Ludowig zuckte mit den Schultern und griff nach einem der Fässer. «Ist ein bisschen überspannt, die Kleine. Hab sie an ihre Arbeit geschickt. Was soll sie mir hier zwischen den Füßen rumlaufen?»
«Wenn ich das eben recht mitbekommen habe, wollte sie dir helfen», meinte Adelina mit einem Blick auf die Ladung des Fuhrwerks.
«Brauch keine Hilfe.» Zum Beweis schulterte Ludowig das Fässchen und trug es ins Haus.

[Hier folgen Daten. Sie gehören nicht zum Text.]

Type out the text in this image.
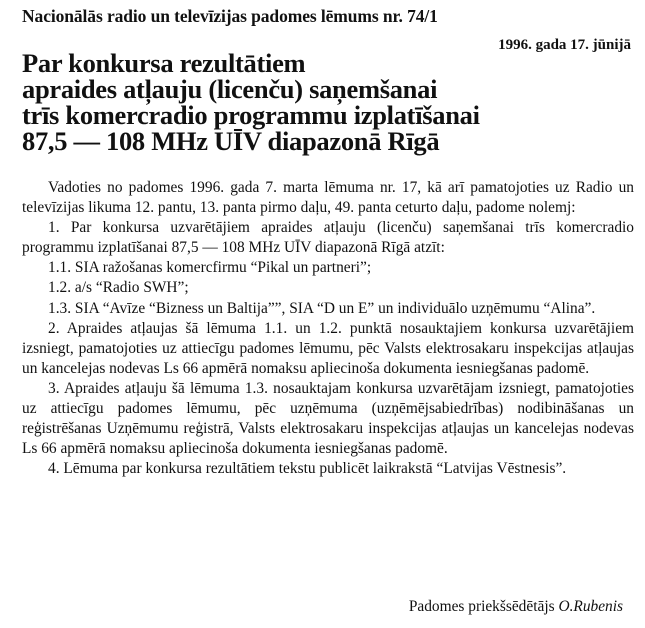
Nacionālās radio un televīzijas padomes lēmums nr. 74/1
1996. gada 17. jūnijā
Par konkursa rezultātiem
apraides atļauju (licenču) saņemšanai
trīs komercradio programmu izplatīšanai
87,5 — 108 MHz UĪV diapazonā Rīgā

Vadoties no padomes 1996. gada 7. marta lēmuma nr. 17, kā arī pamatojoties uz Radio un televīzijas likuma 12. pantu, 13. panta pirmo daļu, 49. panta ceturto daļu, padome nolemj:

1. Par konkursa uzvarētājiem apraides atļauju (licenču) saņemšanai trīs komercradio programmu izplatīšanai 87,5 — 108 MHz UĪV diapazonā Rīgā atzīt:

1.1. SIA ražošanas komercfirmu “Pikal un partneri”;

1.2. a/s “Radio SWH”;

1.3. SIA “Avīze “Bizness un Baltija””, SIA “D un E” un individuālo uzņēmumu “Alina”.

2. Apraides atļaujas šā lēmuma 1.1. un 1.2. punktā nosauktajiem konkursa uzvarētājiem izsniegt, pamatojoties uz attiecīgu padomes lēmumu, pēc Valsts elektrosakaru inspekcijas atļaujas un kancelejas nodevas Ls 66 apmērā nomaksu apliecinoša dokumenta iesniegšanas padomē.

3. Apraides atļauju šā lēmuma 1.3. nosauktajam konkursa uzvarētājam izsniegt, pamatojoties uz attiecīgu padomes lēmumu, pēc uzņēmuma (uzņēmējsabiedrības) nodibināšanas un reģistrēšanas Uzņēmumu reģistrā, Valsts elektrosakaru inspekcijas atļaujas un kancelejas nodevas Ls 66 apmērā nomaksu apliecinoša dokumenta iesniegšanas padomē.

4. Lēmuma par konkursa rezultātiem tekstu publicēt laikrakstā “Latvijas Vēstnesis”.

Padomes priekšsēdētājs O.Rubenis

Adelina folgte ihm und stellte sich ihm an der Tür in den Weg, als er zum Fuhrwerk zurückwollte. «Und ich kann keine Zankereien in meinem Haushalt brauchen.»
«Liegt ja nich’ an mir. Sie soll mir einfach meine Ruhe lassen.»
Adelina wollte noch etwas erwidern, doch in diesem Moment ertönte das Geschrei ihres Sohnes. Vitus streckte den Kopf aus der Küchentür und winkte ihr heftigzu. «Lina, Colin weint, bestimmt hat er Hunger. Ich hab auch Hunger.»
Ludowig nutzte die Gelegenheit und verdrückte sich nach draußen. Adelina sah ihm kurz nach und ging dann in die Küche. «Magda kann dir was zu essen machen.» Sie beugte sich über Colins Bettchen und nahm ihren Sohn auf den Arm. Sogleich hörte er auf zu schreien.
Magda werkelte am Spülstein und sagte über die Schulter: «Ich hab Vitus schon zwei Stück Käse gegeben. Der Junge ist ein Fass ohne Boden. Gleich muss ich los, um Griet von den Beginen abzuholen.»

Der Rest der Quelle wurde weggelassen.